2) Monthly Covid cases Hypothesis
The monthly covid cases was found from the train data, it was highly correlated with the train data but then the feature could not be used in the test data because the monthly covid data calculation required the covid data of the cities in the test data and the test data contains different cities than the train data
COVID cases prediction PART 01
- Linear Regression: Linear regression is used at the starting to model the relationship between independent and dependent attributes by fitting the linear equation. As Number of independent attributes are more in a given dataset, the model doesn’t fit well.
- Decision Tree: The given training dataset is multi-dimensional data. The decision tree is used to predict COVID cases with multiple information across various branches. This could be relatively inaccurate and unstable when additional data is given to predict.
- Random forest classification: RandomForest classifier aims to overcome the issues of Decision tree algorithm and to obtain accurate results.
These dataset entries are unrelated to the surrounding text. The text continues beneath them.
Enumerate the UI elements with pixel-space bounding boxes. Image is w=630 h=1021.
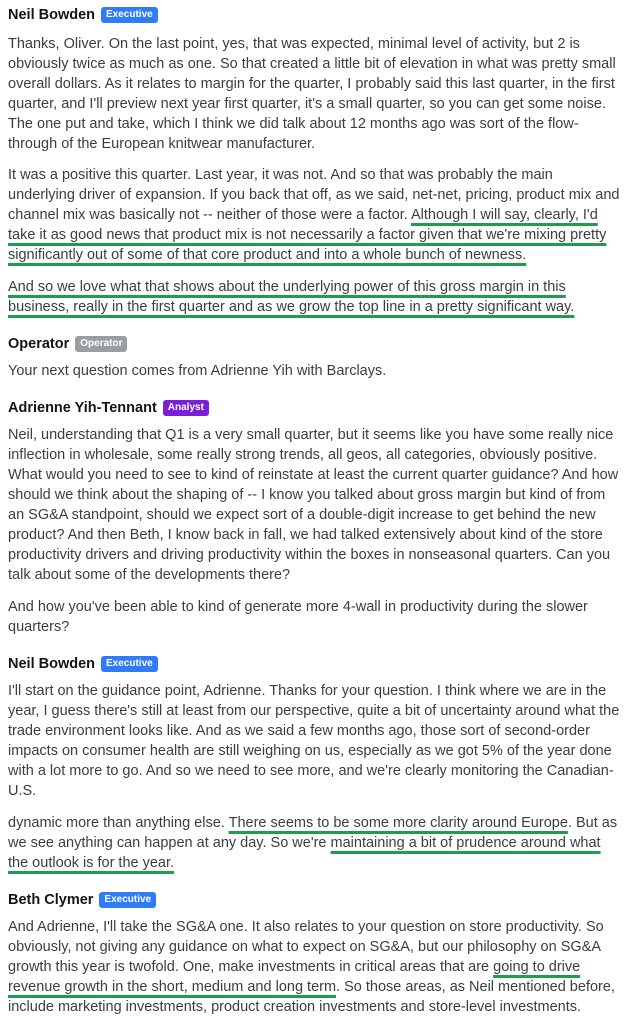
speaker-name: Operator — [8, 336, 70, 352]
highlighted-text: Although I will say, clearly, I'd take it as good news that product mix is not necessarily a factor given that we're mixing pretty significantly out of some of that core product and into a whole bunch of newness. — [8, 207, 607, 263]
role-badge: Operator — [75, 336, 127, 352]
text-segment: . But as we see anything can happen at any day. So we're — [8, 815, 618, 851]
role-badge: Analyst — [163, 400, 209, 416]
role-badge: Executive — [101, 7, 158, 23]
text-segment: And how you've been able to kind of generate more 4-wall in productivity during the slower quarters? — [8, 599, 588, 635]
text-segment: dynamic more than anything else. — [8, 815, 229, 831]
paragraph — [8, 165, 620, 265]
speaker-header — [8, 7, 158, 23]
speaker-header — [8, 336, 127, 352]
paragraph — [8, 813, 620, 873]
text-segment: Your next question comes from Adrienne Yih with Barclays. — [8, 363, 387, 379]
paragraph — [8, 361, 620, 381]
paragraph — [8, 597, 620, 637]
speaker-name: Adrienne Yih-Tennant — [8, 400, 157, 416]
speaker-header — [8, 400, 209, 416]
paragraph — [8, 425, 620, 585]
highlighted-text: maintaining a bit of prudence around what the outlook is for the year. — [8, 835, 601, 871]
speaker-name: Neil Bowden — [8, 656, 96, 672]
speaker-header — [8, 656, 158, 672]
text-segment: I'll start on the guidance point, Adrienne. Thanks for your question. I think where we are in the year, I guess there's still at least from our perspective, quite a bit of uncertainty around what the trade environment looks like. And as we said a few months ago, those sort of second-order impacts on consumer health are still weighing on us, especially as we got 5% of the year done with a lot more to go. And so we need to see more, and we're clearly monitoring the Canadian-U.S. — [8, 683, 620, 799]
text-segment: It was a positive this quarter. Last year, it was not. And so that was probably the main underlying driver of expansion. If you back that off, as we said, net-net, pricing, product mix and channel mix was basically not -- neither of those were a factor. — [8, 167, 620, 223]
text-segment: Neil, understanding that Q1 is a very small quarter, but it seems like you have some really nice inflection in wholesale, some really strong trends, all geos, all categories, obviously positive. What would you need to see to kind of reinstate at least the current quarter guidance? And how should we think about the shaping of -- I know you talked about gross margin but kind of from an SG&A standpoint, should we expect sort of a double-digit increase to get behind the new product? And then Beth, I know back in fall, we had talked extensively about kind of the store productivity drivers and driving productivity within the boxes in nonseasonal quarters. Can you talk about some of the developments there? — [8, 427, 619, 583]
role-badge: Executive — [99, 892, 156, 908]
text-segment: And Adrienne, I'll take the SG&A one. It also relates to your question on store productivity. So obviously, not giving any guidance on what to expect on SG&A, but our philosophy on SG&A growth this year is twofold. One, make investments in critical areas that are — [8, 919, 604, 975]
paragraph — [8, 681, 620, 801]
speaker-header — [8, 892, 156, 908]
highlighted-text: going to drive revenue growth in the short, medium and long term — [8, 959, 581, 995]
speaker-name: Neil Bowden — [8, 7, 96, 23]
speaker-name: Beth Clymer — [8, 892, 94, 908]
text-segment: Thanks, Oliver. On the last point, yes, that was expected, minimal level of activity, but 2 is obviously twice as much as one. So that created a little bit of elevation in what was pretty small overall dollars. As it relates to margin for the quarter, I probably said this last quarter, in the first quarter, and I'll preview next year first quarter, it's a small quarter, so you can get some noise. The one put and take, which I think we did talk about 12 months ago was sort of the flow-through of the European knitwear manufacturer. — [8, 36, 616, 152]
highlighted-text: And so we love what that shows about the underlying power of this gross margin in this business, really in the first quarter and as we grow the top line in a pretty significant way. — [8, 279, 575, 315]
paragraph — [8, 34, 620, 154]
paragraph — [8, 917, 620, 1017]
paragraph — [8, 277, 620, 317]
role-badge: Executive — [101, 656, 158, 672]
text-segment: . So those areas, as Neil mentioned before, include marketing investments, product creation investments and store-level investments. — [8, 979, 615, 1015]
highlighted-text: There seems to be some more clarity around Europe — [228, 815, 568, 831]
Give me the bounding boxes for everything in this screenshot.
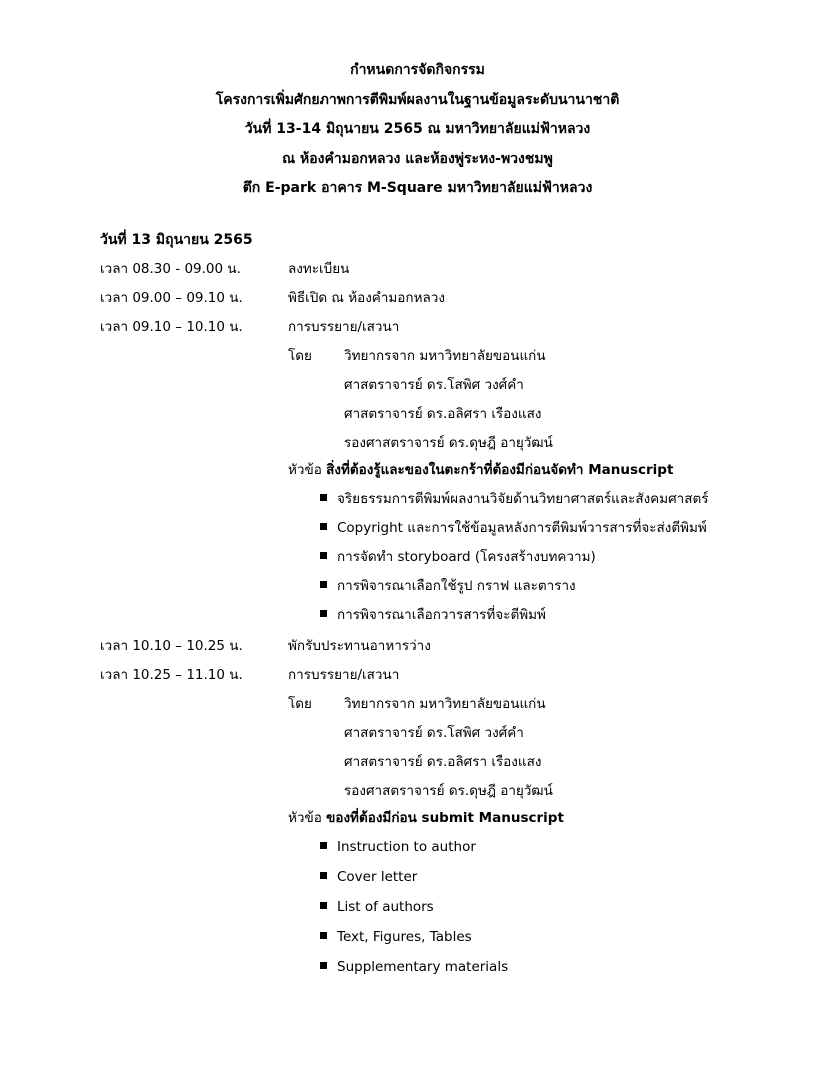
list-item [320,547,596,567]
document-header [0,58,835,206]
bullet-icon [320,932,327,939]
bullet-icon [320,494,327,501]
list-item [320,605,546,625]
session-time: เวลา 10.25 – 11.10 น. [100,667,243,683]
bullet-icon [320,610,327,617]
session-activity: พักรับประทานอาหารว่าง [288,638,431,654]
list-item-text: การพิจารณาเลือกใช้รูป กราฟ และตาราง [337,578,576,594]
bullet-icon [320,902,327,909]
topic-line [288,460,673,480]
session-time: เวลา 09.00 – 09.10 น. [100,290,243,306]
header-date-venue: วันที่ 13-14 มิถุนายน 2565 ณ มหาวิทยาลัยแม่ฟ้าหลวง [244,121,591,137]
list-item [320,489,709,509]
list-item-text: การจัดทำ storyboard (โครงสร้างบทความ) [337,549,596,565]
topic-title: สิ่งที่ต้องรู้และของในตะกร้าที่ต้องมีก่อนจัดทำ Manuscript [326,462,674,478]
list-item-text: Supplementary materials [337,959,509,975]
topic-label: หัวข้อ [288,810,322,826]
list-item-text: Copyright และการใช้ข้อมูลหลังการตีพิมพ์วารสารที่จะส่งตีพิมพ์ [337,520,707,536]
topic-title: ของที่ต้องมีก่อน submit Manuscript [326,810,564,826]
session-activity: การบรรยาย/เสวนา [288,319,400,335]
session-activity: การบรรยาย/เสวนา [288,667,400,683]
list-item-text: Cover letter [337,869,418,885]
list-item-text: List of authors [337,899,434,915]
list-item [320,897,434,917]
topic-line [288,808,564,828]
list-item [320,837,476,857]
speaker-line: วิทยากรจาก มหาวิทยาลัยขอนแก่น [344,696,546,712]
topic-label: หัวข้อ [288,462,322,478]
session-time: เวลา 09.10 – 10.10 น. [100,319,243,335]
speaker-line: ศาสตราจารย์ ดร.อลิศรา เรืองแสง [344,406,542,422]
header-project-name: โครงการเพิ่มศักยภาพการตีพิมพ์ผลงานในฐานข้อมูลระดับนานาชาติ [215,91,620,108]
list-item-text: การพิจารณาเลือกวารสารที่จะตีพิมพ์ [337,607,546,623]
bullet-icon [320,523,327,530]
speaker-line: ศาสตราจารย์ ดร.โสพิศ วงศ์คำ [344,725,524,741]
session-time: เวลา 08.30 - 09.00 น. [100,261,241,277]
session-time: เวลา 10.10 – 10.25 น. [100,638,243,654]
header-rooms: ณ ห้องคำมอกหลวง และห้องพู่ระหง-พวงชมพู [282,150,553,167]
speaker-line: ศาสตราจารย์ ดร.อลิศรา เรืองแสง [344,754,542,770]
bullet-icon [320,581,327,588]
session-activity: ลงทะเบียน [288,261,350,277]
speaker-line: ศาสตราจารย์ ดร.โสพิศ วงศ์คำ [344,377,524,393]
header-title: กำหนดการจัดกิจกรรม [350,62,485,78]
list-item [320,927,472,947]
list-item-text: จริยธรรมการตีพิมพ์ผลงานวิจัยด้านวิทยาศาสตร์และสังคมศาสตร์ [337,491,709,507]
speaker-line: รองศาสตราจารย์ ดร.ดุษฎี อายุวัฒน์ [344,435,553,451]
list-item [320,867,417,887]
speakers-by-label: โดย [288,696,312,712]
session-activity: พิธีเปิด ณ ห้องคำมอกหลวง [288,290,445,306]
list-item [320,518,707,538]
bullet-icon [320,552,327,559]
day-title: วันที่ 13 มิถุนายน 2565 [100,232,253,248]
speaker-line: วิทยากรจาก มหาวิทยาลัยขอนแก่น [344,348,546,364]
speaker-line: รองศาสตราจารย์ ดร.ดุษฎี อายุวัฒน์ [344,783,553,799]
bullet-icon [320,842,327,849]
bullet-icon [320,872,327,879]
list-item [320,576,576,596]
header-building: ตึก E-park อาคาร M-Square มหาวิทยาลัยแม่ฟ้าหลวง [242,180,593,196]
list-item-text: Text, Figures, Tables [337,929,472,945]
bullet-icon [320,962,327,969]
list-item [320,957,508,977]
speakers-by-label: โดย [288,348,312,364]
list-item-text: Instruction to author [337,839,476,855]
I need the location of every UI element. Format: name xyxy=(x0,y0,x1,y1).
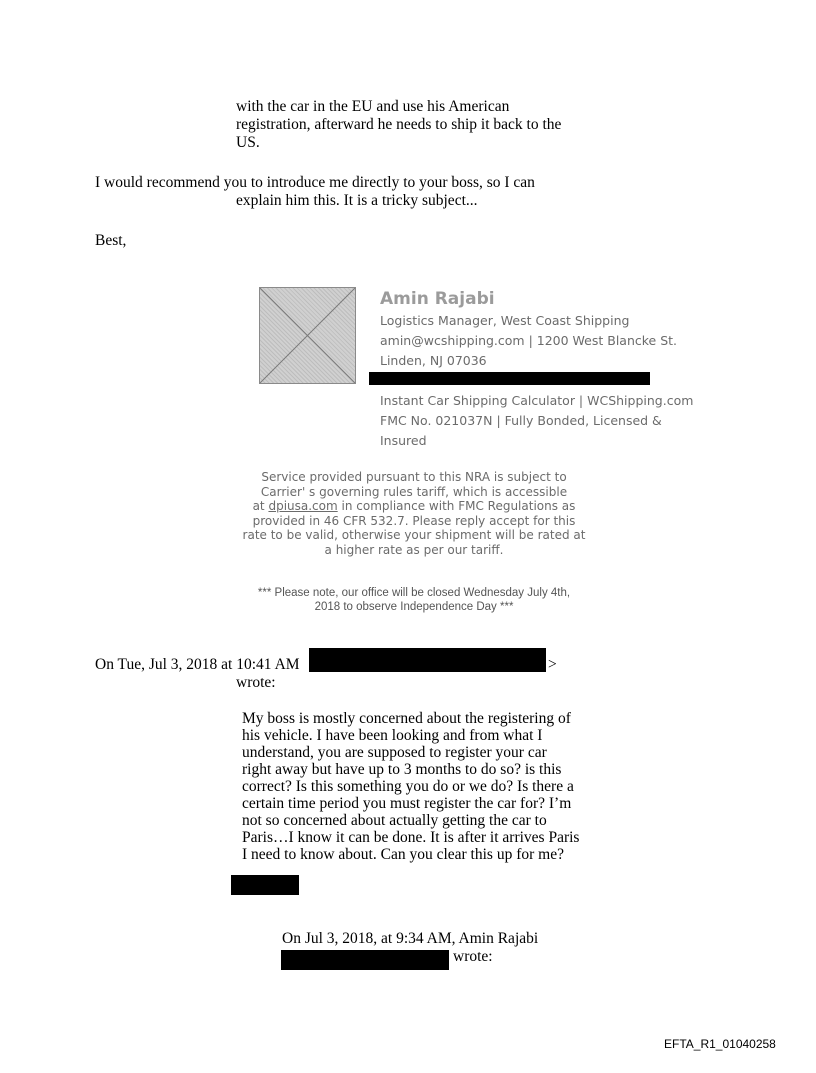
quoted-message xyxy=(242,710,579,863)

Since this is an ensembling learning model by constructing a multitude of the decision tree, effective results are achieved. Complexity is more.
- AdaBoost Regressor: The AdaBoost classifier is chosen to improve accuracy by adjusting the weights iteratively. But Overfitting occurs as the major issue in this case.
- Gradient Boosting Model: The Gradient boosting algorithm is chosen to improve accuracy because of powerful ensembling techniques from weaker algorithms.
- MLP Regression: The neural network approach is implemented with Multi-Layer Perceptron. Regularisation is done to avoid the overfitting issue.